In einem knallroten Bademantel sitzt Hermann Schepetkov vor seinem Computer: In einem professionellen Audiobearbeitungsprogramm hat der Musik-Produzent zahlreiche Tonspuren geladen, in denen er den Klang von Hunderten Instrumenten einspielen kann. Seine PC-Tastatur dient ihm dabei als Keyboard. Auf die Buchstaben W bis O hat er sich die C-Dur-Tonleiter gelegt. Die Zahlen darüber sind sozusagen die schwarzen Tasten. So kann er seine Ideen direkt einspielen. 

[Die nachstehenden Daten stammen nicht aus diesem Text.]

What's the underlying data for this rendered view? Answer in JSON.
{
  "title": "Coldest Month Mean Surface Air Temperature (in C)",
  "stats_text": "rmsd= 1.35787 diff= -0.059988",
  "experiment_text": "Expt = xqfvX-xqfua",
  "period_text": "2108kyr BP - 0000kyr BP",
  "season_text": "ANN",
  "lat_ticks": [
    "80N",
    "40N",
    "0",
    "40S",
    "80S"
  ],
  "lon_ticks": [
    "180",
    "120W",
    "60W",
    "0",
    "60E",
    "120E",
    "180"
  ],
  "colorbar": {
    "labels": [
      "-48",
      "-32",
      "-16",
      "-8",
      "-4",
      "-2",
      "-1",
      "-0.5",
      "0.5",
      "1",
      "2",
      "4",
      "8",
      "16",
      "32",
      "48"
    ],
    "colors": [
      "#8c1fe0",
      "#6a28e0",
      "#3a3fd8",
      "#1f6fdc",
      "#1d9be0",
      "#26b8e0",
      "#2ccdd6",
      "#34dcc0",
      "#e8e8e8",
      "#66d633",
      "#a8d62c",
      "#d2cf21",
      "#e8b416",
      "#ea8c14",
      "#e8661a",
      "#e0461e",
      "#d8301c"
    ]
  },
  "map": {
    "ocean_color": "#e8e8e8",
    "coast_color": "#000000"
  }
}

"Der Vorteil ist, dass ich als Computerspieler sowieso sehr sehr gerne sehr lange vor dem Computer sitze - auch mit Kopfhörern und Mikrofon", erzählt der Komponist. "Für mich war das eher wie nach Hause kommen. Nervig ist nur, dass man nicht die gesamte Nacht Krach machen kann. Aber ansonsten gibt es nicht wirklich Einschränkungen", meint Schepetkov.

Improvisiertes Tonstudio

Komponist Hermann Schepetkov steht im roten Bademantel in seiner Wohnung. Neben ihm ist ein Cello zu sehen. © NDR Foto: Anina Pommerenke
Dass er auch im Bademantel arbeiten kann, ist für Hermann Schepetkov ein weiterer Vorteil des Homeoffice.

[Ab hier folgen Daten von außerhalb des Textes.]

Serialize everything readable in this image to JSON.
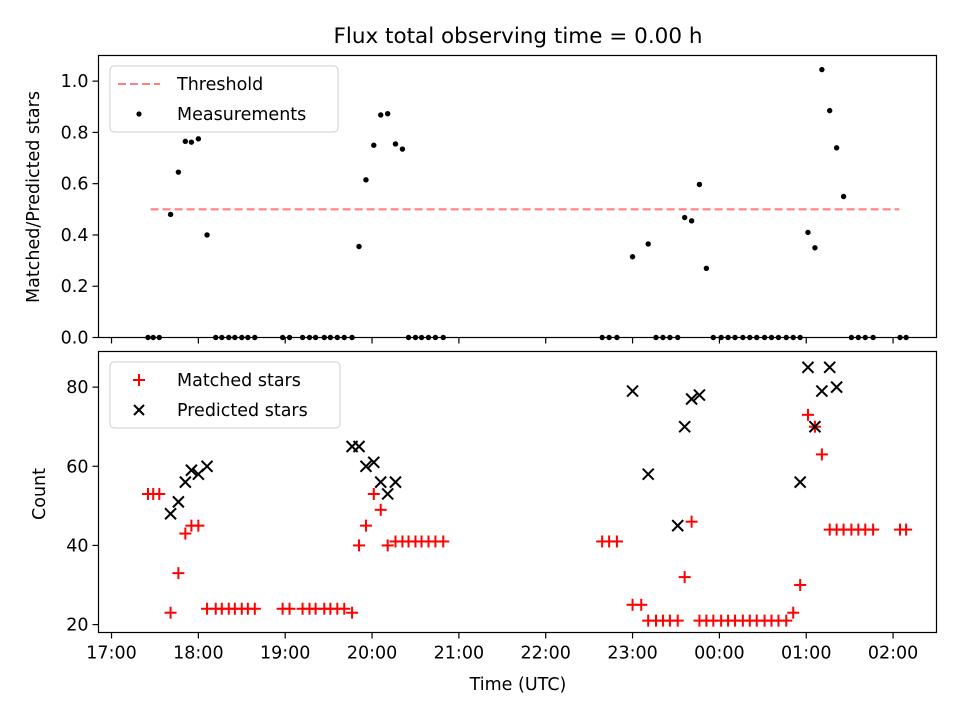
{
  "chart_data": [
    {
      "type": "scatter",
      "title": "Flux total observing time = 0.00 h",
      "xlabel": "",
      "ylabel": "Matched/Predicted stars",
      "xlim": [
        -0.15,
        9.5
      ],
      "ylim": [
        0.0,
        1.1
      ],
      "yticks": [
        0.0,
        0.2,
        0.4,
        0.6,
        0.8,
        1.0
      ],
      "ytick_labels": [
        "0.0",
        "0.2",
        "0.4",
        "0.6",
        "0.8",
        "1.0"
      ],
      "xticks": [
        0,
        1,
        2,
        3,
        4,
        5,
        6,
        7,
        8,
        9
      ],
      "xtick_labels": [
        "",
        "",
        "",
        "",
        "",
        "",
        "",
        "",
        "",
        ""
      ],
      "legend_position": "top-left",
      "threshold": {
        "name": "Threshold",
        "value": 0.5,
        "x_start": 0.45,
        "x_end": 9.07,
        "color": "#ff8080"
      },
      "series": [
        {
          "name": "Measurements",
          "color": "#000000",
          "marker": "dot",
          "x": [
            0.42,
            0.48,
            0.55,
            0.68,
            0.77,
            0.85,
            0.92,
            1.0,
            1.1,
            1.2,
            1.27,
            1.35,
            1.42,
            1.5,
            1.57,
            1.65,
            1.97,
            2.05,
            2.2,
            2.28,
            2.35,
            2.45,
            2.52,
            2.6,
            2.68,
            2.77,
            2.85,
            2.93,
            3.02,
            3.1,
            3.18,
            3.27,
            3.35,
            3.42,
            3.5,
            3.57,
            3.65,
            3.73,
            3.82,
            5.65,
            5.73,
            5.82,
            6.0,
            6.18,
            6.27,
            6.35,
            6.43,
            6.52,
            6.6,
            6.68,
            6.77,
            6.85,
            6.93,
            7.02,
            7.1,
            7.18,
            7.27,
            7.35,
            7.43,
            7.52,
            7.6,
            7.68,
            7.77,
            7.85,
            7.93,
            8.02,
            8.1,
            8.18,
            8.27,
            8.35,
            8.43,
            8.52,
            8.6,
            8.68,
            8.77,
            9.08,
            9.15
          ],
          "y": [
            0,
            0,
            0,
            0.48,
            0.645,
            0.765,
            0.762,
            0.775,
            0.4,
            0,
            0,
            0,
            0,
            0,
            0,
            0,
            0,
            0,
            0,
            0,
            0,
            0,
            0,
            0,
            0,
            0,
            0.355,
            0.615,
            0.75,
            0.868,
            0.873,
            0.755,
            0.735,
            0,
            0,
            0,
            0,
            0,
            0,
            0,
            0,
            0,
            0.315,
            0.365,
            0,
            0,
            0,
            0,
            0.468,
            0.455,
            0.597,
            0.27,
            0,
            0,
            0,
            0,
            0,
            0,
            0,
            0,
            0,
            0,
            0,
            0,
            0,
            0.41,
            0.35,
            1.045,
            0.885,
            0.74,
            0.55,
            0,
            0,
            0,
            0,
            0,
            0
          ]
        }
      ]
    },
    {
      "type": "scatter",
      "title": "",
      "xlabel": "Time (UTC)",
      "ylabel": "Count",
      "xlim": [
        -0.15,
        9.5
      ],
      "ylim": [
        18,
        89
      ],
      "yticks": [
        20,
        40,
        60,
        80
      ],
      "ytick_labels": [
        "20",
        "40",
        "60",
        "80"
      ],
      "xticks": [
        0,
        1,
        2,
        3,
        4,
        5,
        6,
        7,
        8,
        9
      ],
      "xtick_labels": [
        "17:00",
        "18:00",
        "19:00",
        "20:00",
        "21:00",
        "22:00",
        "23:00",
        "00:00",
        "01:00",
        "02:00"
      ],
      "legend_position": "top-left",
      "series": [
        {
          "name": "Matched stars",
          "color": "#ff0000",
          "marker": "plus",
          "x": [
            0.42,
            0.48,
            0.55,
            0.68,
            0.77,
            0.85,
            0.92,
            1.0,
            1.1,
            1.2,
            1.27,
            1.35,
            1.42,
            1.5,
            1.57,
            1.65,
            1.97,
            2.05,
            2.2,
            2.28,
            2.35,
            2.45,
            2.52,
            2.6,
            2.68,
            2.77,
            2.85,
            2.93,
            3.02,
            3.1,
            3.18,
            3.27,
            3.35,
            3.42,
            3.5,
            3.57,
            3.65,
            3.73,
            3.82,
            5.65,
            5.73,
            5.82,
            6.0,
            6.1,
            6.18,
            6.27,
            6.35,
            6.43,
            6.52,
            6.6,
            6.68,
            6.77,
            6.85,
            6.93,
            7.02,
            7.1,
            7.18,
            7.27,
            7.35,
            7.43,
            7.52,
            7.6,
            7.68,
            7.77,
            7.85,
            7.93,
            8.02,
            8.1,
            8.18,
            8.27,
            8.35,
            8.43,
            8.52,
            8.6,
            8.68,
            8.77,
            9.08,
            9.15
          ],
          "y": [
            53,
            53,
            53,
            23,
            33,
            43,
            45,
            45,
            24,
            24,
            24,
            24,
            24,
            24,
            24,
            24,
            24,
            24,
            24,
            24,
            24,
            24,
            24,
            24,
            24,
            23,
            40,
            45,
            53,
            49,
            40,
            41,
            41,
            41,
            41,
            41,
            41,
            41,
            41,
            41,
            41,
            41,
            25,
            25,
            21,
            21,
            21,
            21,
            21,
            32,
            46,
            21,
            21,
            21,
            21,
            21,
            21,
            21,
            21,
            21,
            21,
            21,
            21,
            21,
            23,
            30,
            73,
            70,
            63,
            44,
            44,
            44,
            44,
            44,
            44,
            44,
            44,
            44
          ]
        },
        {
          "name": "Predicted stars",
          "color": "#000000",
          "marker": "x",
          "x": [
            0.68,
            0.77,
            0.85,
            0.92,
            1.0,
            1.1,
            2.77,
            2.85,
            2.93,
            3.02,
            3.1,
            3.18,
            3.27,
            6.0,
            6.18,
            6.52,
            6.6,
            6.68,
            6.77,
            7.93,
            8.02,
            8.1,
            8.18,
            8.27,
            8.35
          ],
          "y": [
            48,
            51,
            56,
            59,
            58,
            60,
            65,
            65,
            60,
            61,
            56,
            53,
            56,
            79,
            58,
            45,
            70,
            77,
            78,
            56,
            85,
            70,
            79,
            85,
            80
          ]
        }
      ]
    }
  ]
}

Mit Hilfe einer Konstruktion aus einem Mikrofonständer, einem Aufnahmegerät und viel Klebeband kann Schepetkov sogar Instrumente aufnehmen - auch wenn die Akustik in seinem Wohnzimmer natürlich nicht so gut ist, wie im Studio. In der Ecke des Raumes stehen ein Cello und ein Bass. Auf dem Schreibtisch liegen eine Querflöte und eine Trompete. "Klar es ist schwierig, aber es hat gleichzeitig auch Charakter", findet Schepetkov. Selbst den Gesang nehmen viele Musiker aktuell direkt zuhause auf.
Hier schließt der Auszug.